I'm trying to better predict the top three finishers of the next 1000 800m mens freestyle swimming race.
I've got a set of rules to rate the swimmers:
1) Add 5 points if the swimmer won his last race
2) Subtract 3 points if the swimmer is less than 6' tall
3) Add 10 points if the swimmer won his last two races
4) Add 3 points if the swimmer wears a full body swimming suit
5) Subtract 10 points if the swimmer's last race time was over 8 minutes
I want to optimize my set of rules so that the swimmer I rate the highest finishes first more often, the swimmer with the second highest rating finishes second (more often), and the swimmer with the third highest rating finishes third.
I can back-test over the last 5000 swimming races to optimize the rules.

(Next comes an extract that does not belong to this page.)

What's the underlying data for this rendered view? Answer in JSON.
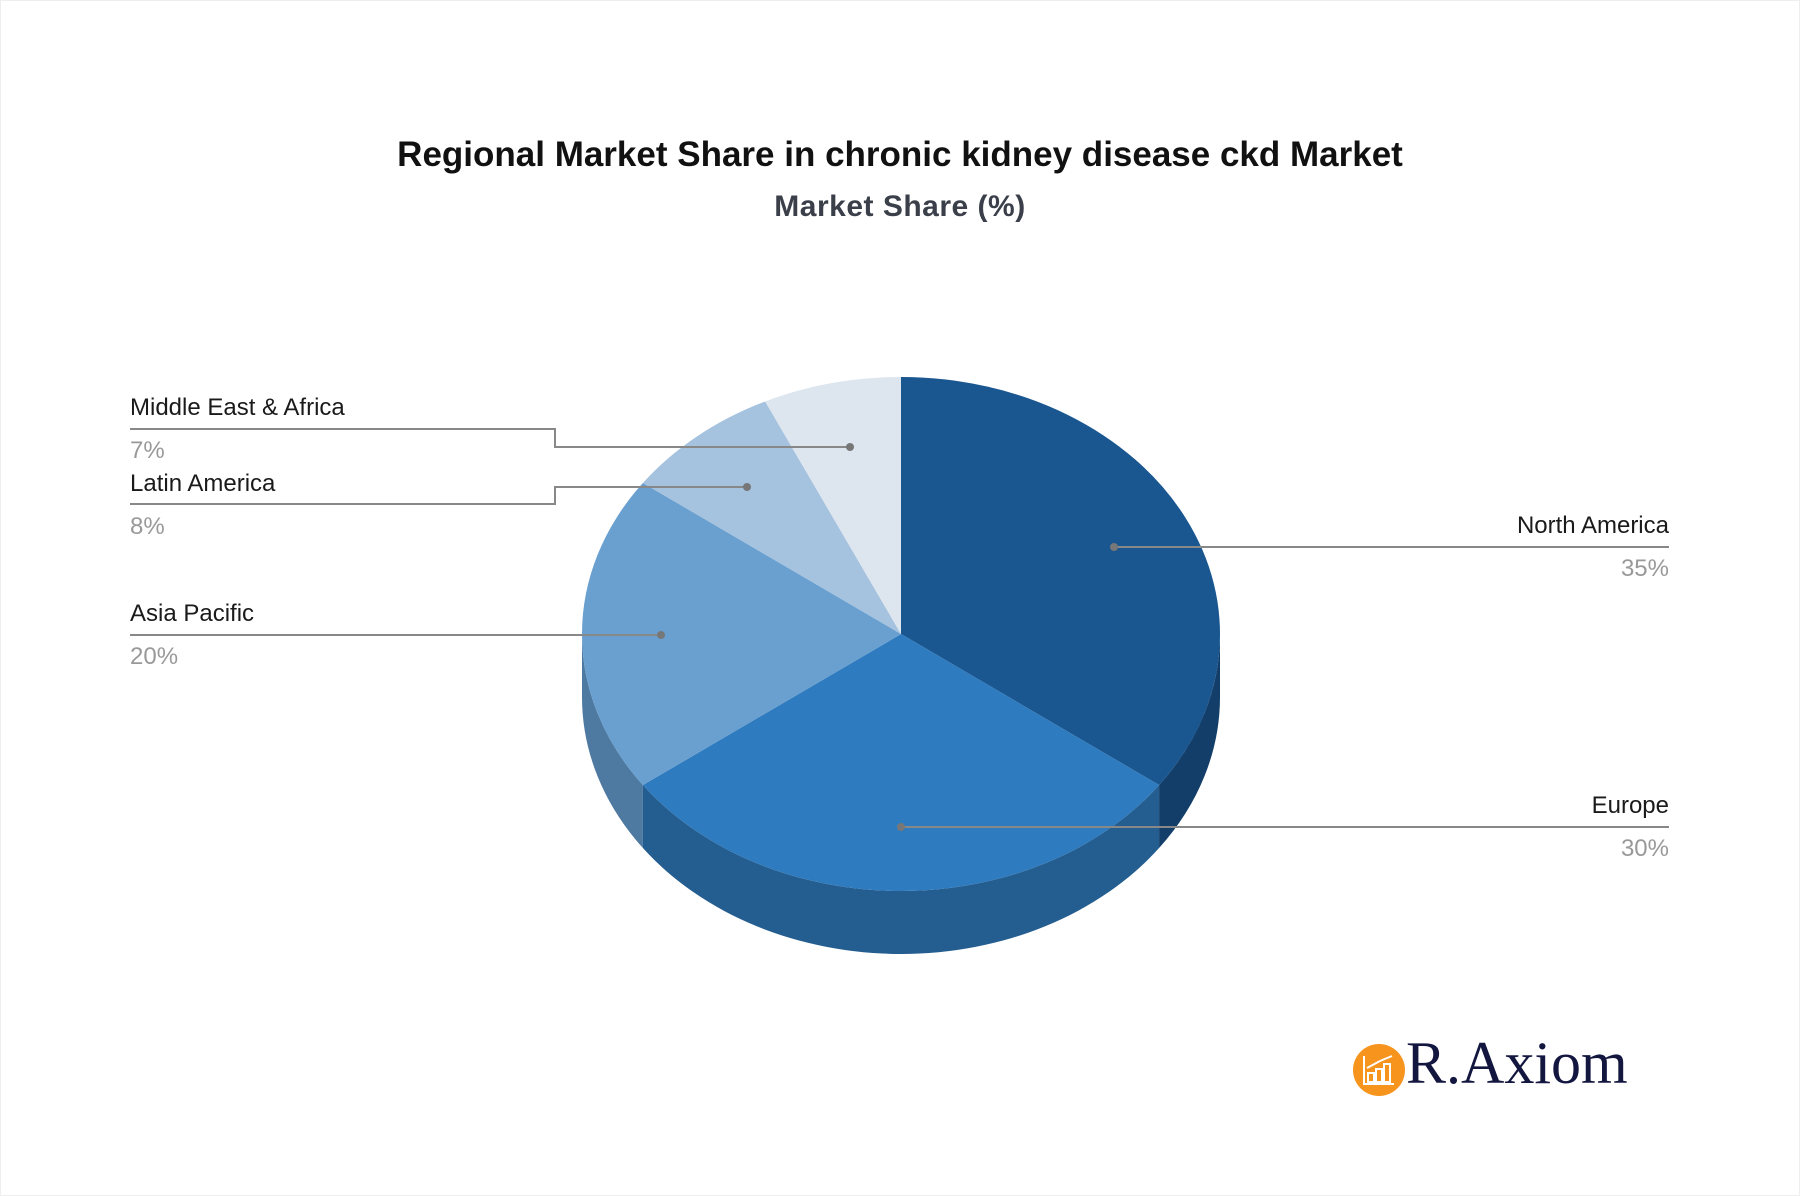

For example, for a race on Jan1 2013 I have the following results:
swimmerID | rule1 | rule2 | rule3 | rule4 | rule5 | finalRating | finishPosition
Swimmer1 | 5 | -3 | 0 | 3 | 0 | 5 | 1
Swimmer2 | 5 | 0 | 10 | 0 | 0 | 15 | 4
Swimmer3 | 5 | 0 | 0 | 3 | 3 | 11 | 3
Swimmer4 | 5 | 0 | 0 | 0 | 3 | 8 | 2
Swimmer5 | 5 | -3 | 10 | 3 | 3 | 18 | 6
Swimmer6 | 5 | -3 | 0 | 0 | 0 | 2 | 5
I can't figure out how to model this problem. I originally thought it was a simple lp problem but I couldn't get that to work.